The Portugal vs Croatia FIFA World Cup 2026 Round of 32 match saw VAR take centre stage with four disallowed goals. None was more controversial than the last. With the scoreline reading 2-1, Croatia were staring elimination in the face when Ivan Perisic whipped in a cross from the left flank. The ball ricocheted off the head of Portugal defender Renato Veiga and found its way to the back post, where Mario Pasalic squared it for the onrushing Josko Gvardiol to score.
But after a lengthy check, the goal was chalked off. VAR ruled that striker Igor Matanovic had touched the ball before it found Pasalic. The midfielder had not been offside from Perisic’s initial cross, but he was offside from Matanovic’s contact.
Even though video replays showed no discernible contact and no change in the trajectory of the crossed ball, VAR used data from the Connected Ball Technology sensors housed within the match ball to determine that there indeed had been contact. The result was a disallowed goal and a Croatian elimination from the World Cup.

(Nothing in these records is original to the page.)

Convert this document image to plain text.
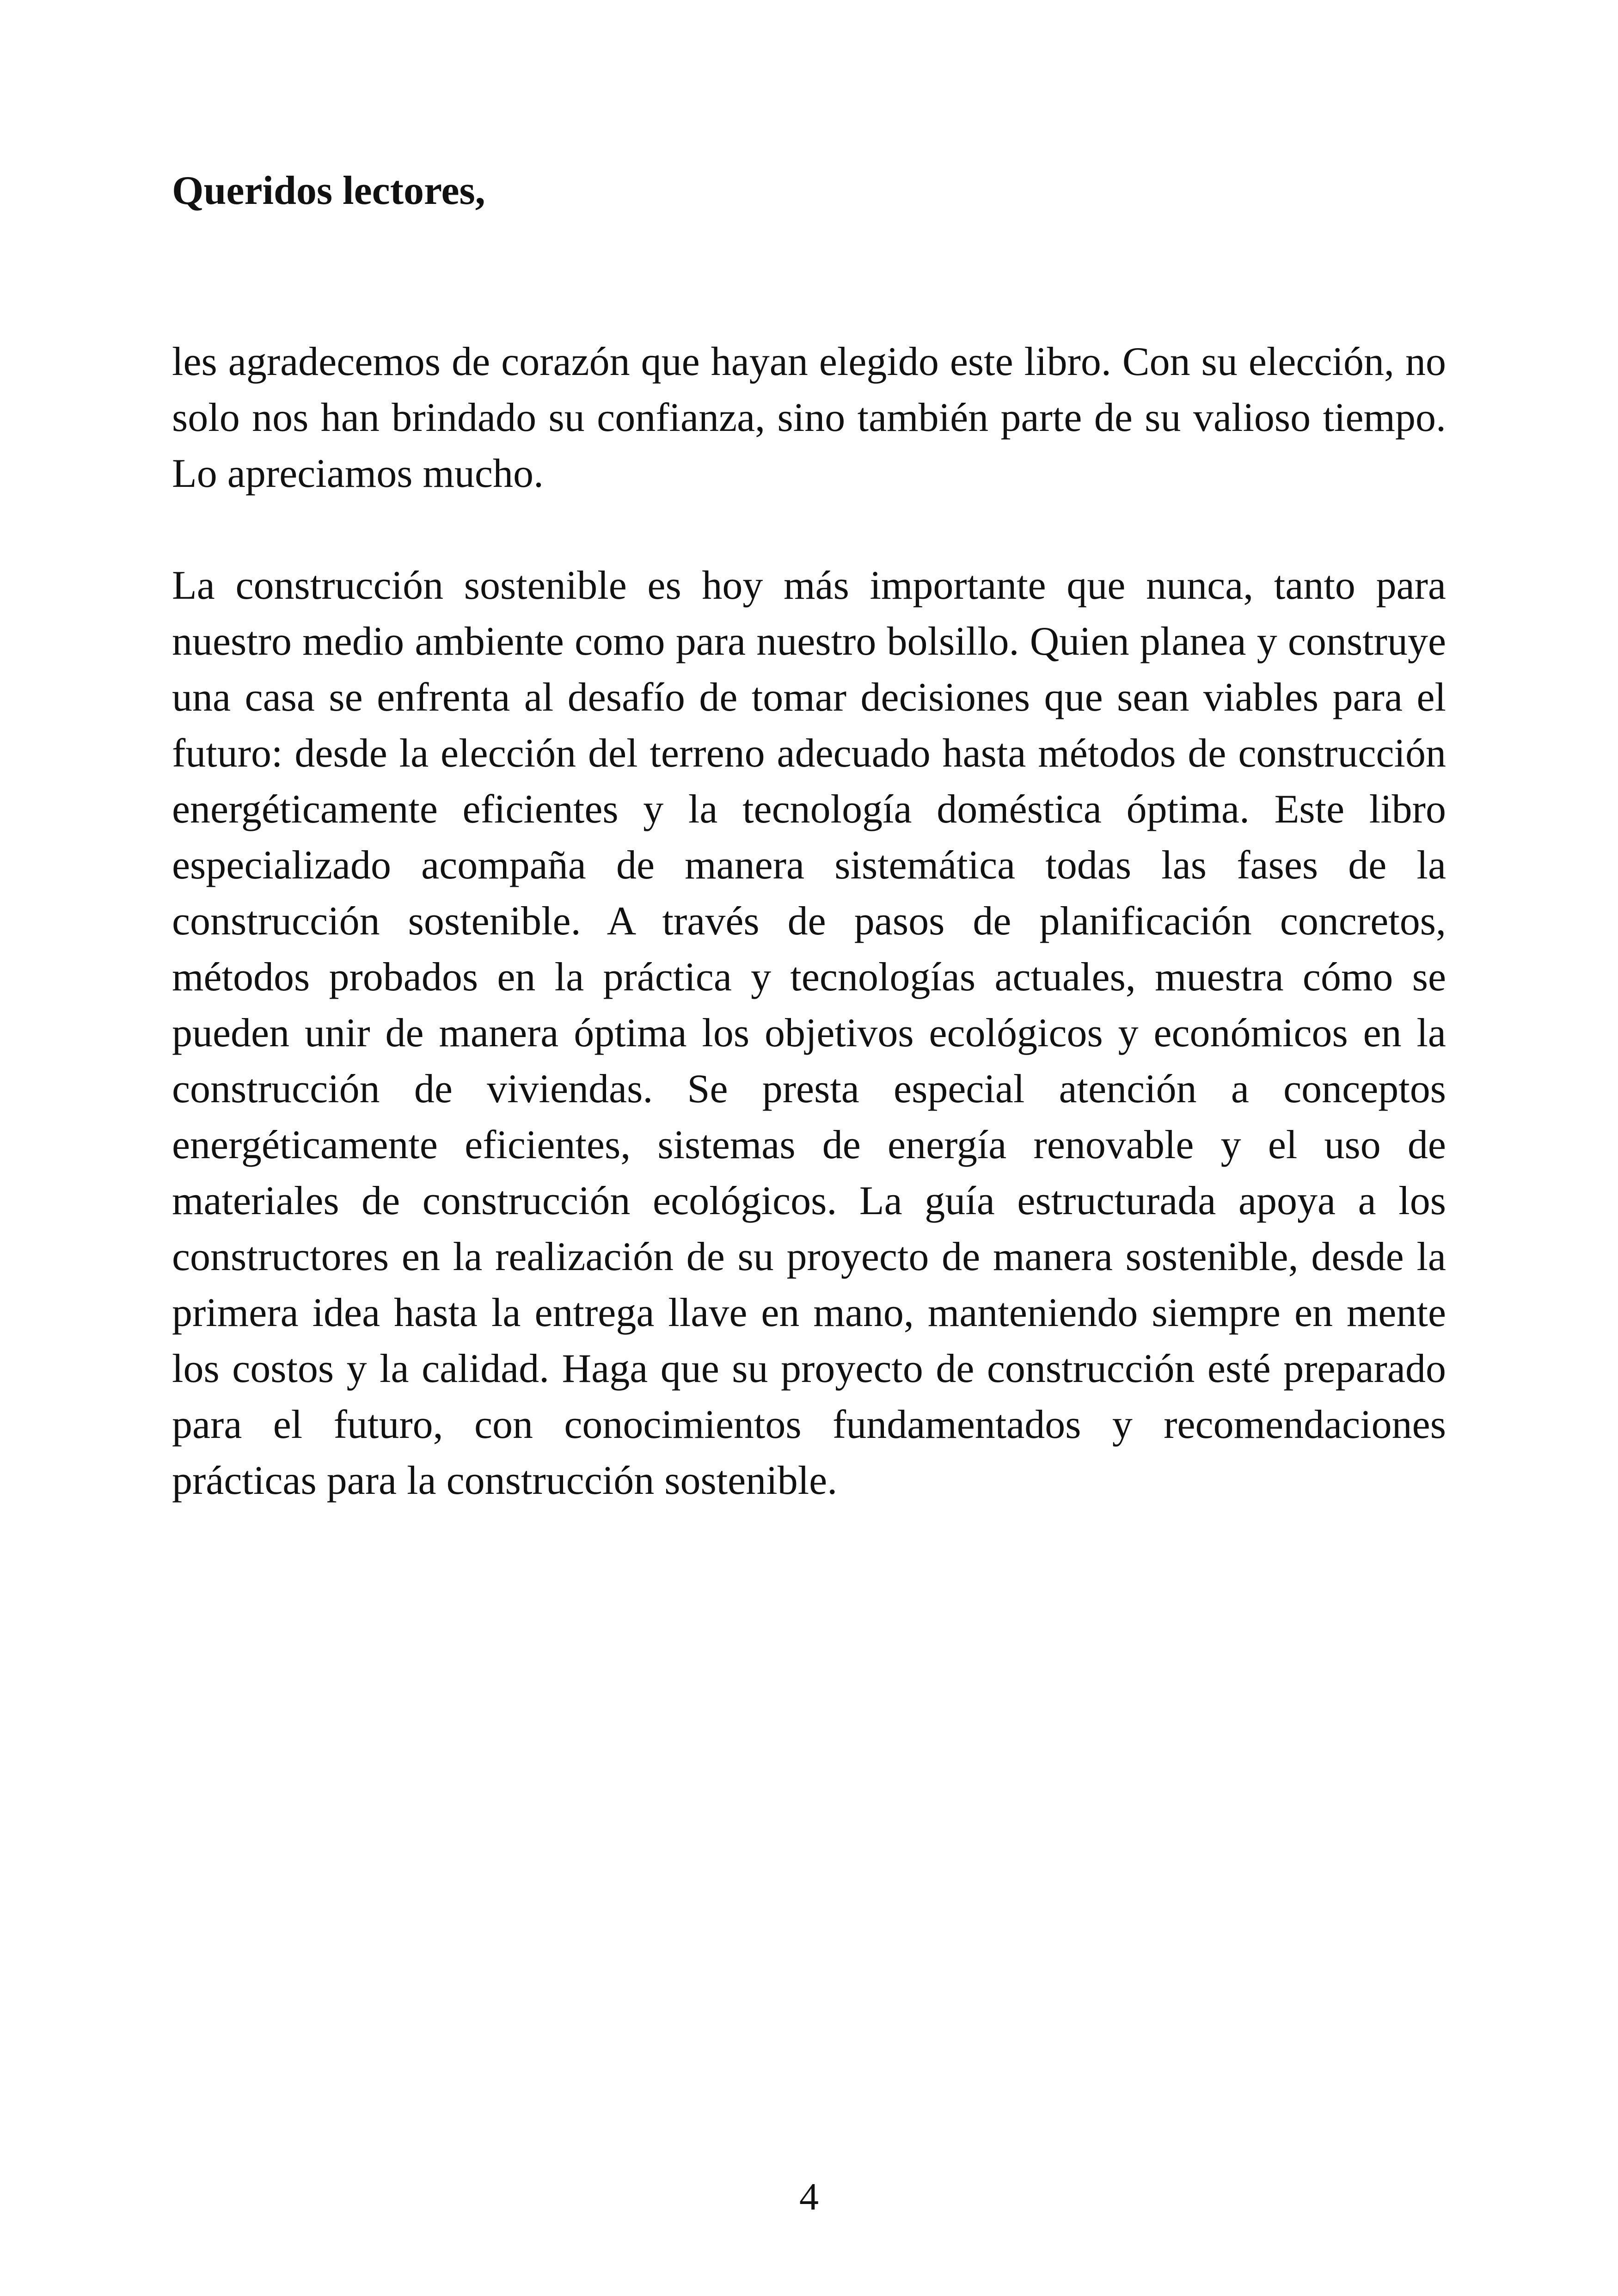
Queridos lectores,

les agradecemos de corazón que hayan elegido este libro. Con su elección, no solo nos han brindado su confianza, sino también parte de su valioso tiempo. Lo apreciamos mucho.

La construcción sostenible es hoy más importante que nunca, tanto para nuestro medio ambiente como para nuestro bolsillo. Quien planea y construye una casa se enfrenta al desafío de tomar decisiones que sean viables para el futuro: desde la elección del terreno adecuado hasta métodos de construcción energéticamente eficientes y la tecnología doméstica óptima. Este libro especializado acompaña de manera sistemática todas las fases de la construcción sostenible. A través de pasos de planificación concretos, métodos probados en la práctica y tecnologías actuales, muestra cómo se pueden unir de manera óptima los objetivos ecológicos y económicos en la construcción de viviendas. Se presta especial atención a conceptos energéticamente eficientes, sistemas de energía renovable y el uso de materiales de construcción ecológicos. La guía estructurada apoya a los constructores en la realización de su proyecto de manera sostenible, desde la primera idea hasta la entrega llave en mano, manteniendo siempre en mente los costos y la calidad. Haga que su proyecto de construcción esté preparado para el futuro, con conocimientos fundamentados y recomendaciones prácticas para la construcción sostenible.

4
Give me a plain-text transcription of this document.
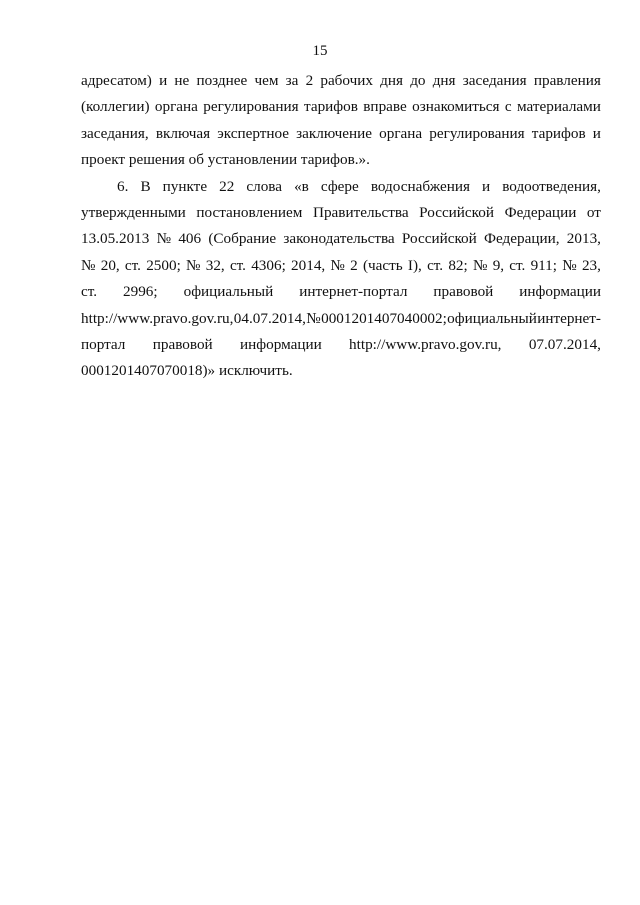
15
адресатом) и не позднее чем за 2 рабочих дня до дня заседания правления
(коллегии) органа регулирования тарифов вправе ознакомиться с материалами
заседания, включая экспертное заключение органа регулирования тарифов и
проект решения об установлении тарифов.».
6. В пункте 22 слова «в сфере водоснабжения и водоотведения,
утвержденными постановлением Правительства Российской Федерации от
13.05.2013 № 406 (Собрание законодательства Российской Федерации, 2013,
№ 20, ст. 2500; № 32, ст. 4306; 2014, № 2 (часть I), ст. 82; № 9, ст. 911; № 23,
ст. 2996; официальный интернет-портал правовой информации
http://www.pravo.gov.ru, 04.07.2014, № 0001201407040002; официальный интернет-
портал правовой информации http://www.pravo.gov.ru, 07.07.2014,
0001201407070018)» исключить.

The technology has drawn comparisons to cricket’s “Snickometer” technology, which also discerns contact through audio when there is no conclusive video proof. But while Snicko uses audio from microphones, the VAR CBT uses data from “IMU sensors housed within the Trionda ball”, which are “displayed to viewers in the broadcast as a ‘heartbeat graphic’”, said FIFA via a statement on X.
This was the second instance of the “Snicko” technology being used by VAR in this tournament. Sweden’s Mattias Svenberg had a disallowed goal overturned after VAR determined a touch by Alexander Isak in the buildup had played him onside.
Ironically, the most notable instance of the CBT was at the FIFA World Cup in Qatar 2022, where a Cristiano Ronaldo-headed goal was awarded to Bruno Fernandes after a check revealed that the striker had not touched the midfielder’s goal-bound cross.
Croatia coach Zlatko Dalic was heavily critical of VAR for ‘killing the emotion’ of the sport.
“It’s not great when you concede a goal in added time, then you race and score in the last minute, and you think it’s a goal and VAR decides otherwise. It’s really difficult to handle; the players are having a hard time. Emotions have been literally killed, and all these decisions take the joy out of it. VAR can sometimes be of help, but it kills the emotion. It kills whatever is in you, and it’s not easy to deal with. Football should be fair, but we’ve gone too far with VAR.”
Dalic was also displeased with the refereeing, saying, “Nothing went our way, not a single foul, not a single decision, nothing was favourable for us.”
Portugal coach Roberto Martínez, though, said there could be no disputing the decision.
“The balls now have a chip in them, and it is clear why VAR intervened. All the decisions were correct today; the penalty [for Portugal] was clear. It’s a shame that one of the two teams had to lose, but there were no bad decisions or lucky calls. Today we were fortunate, and the technology helped.”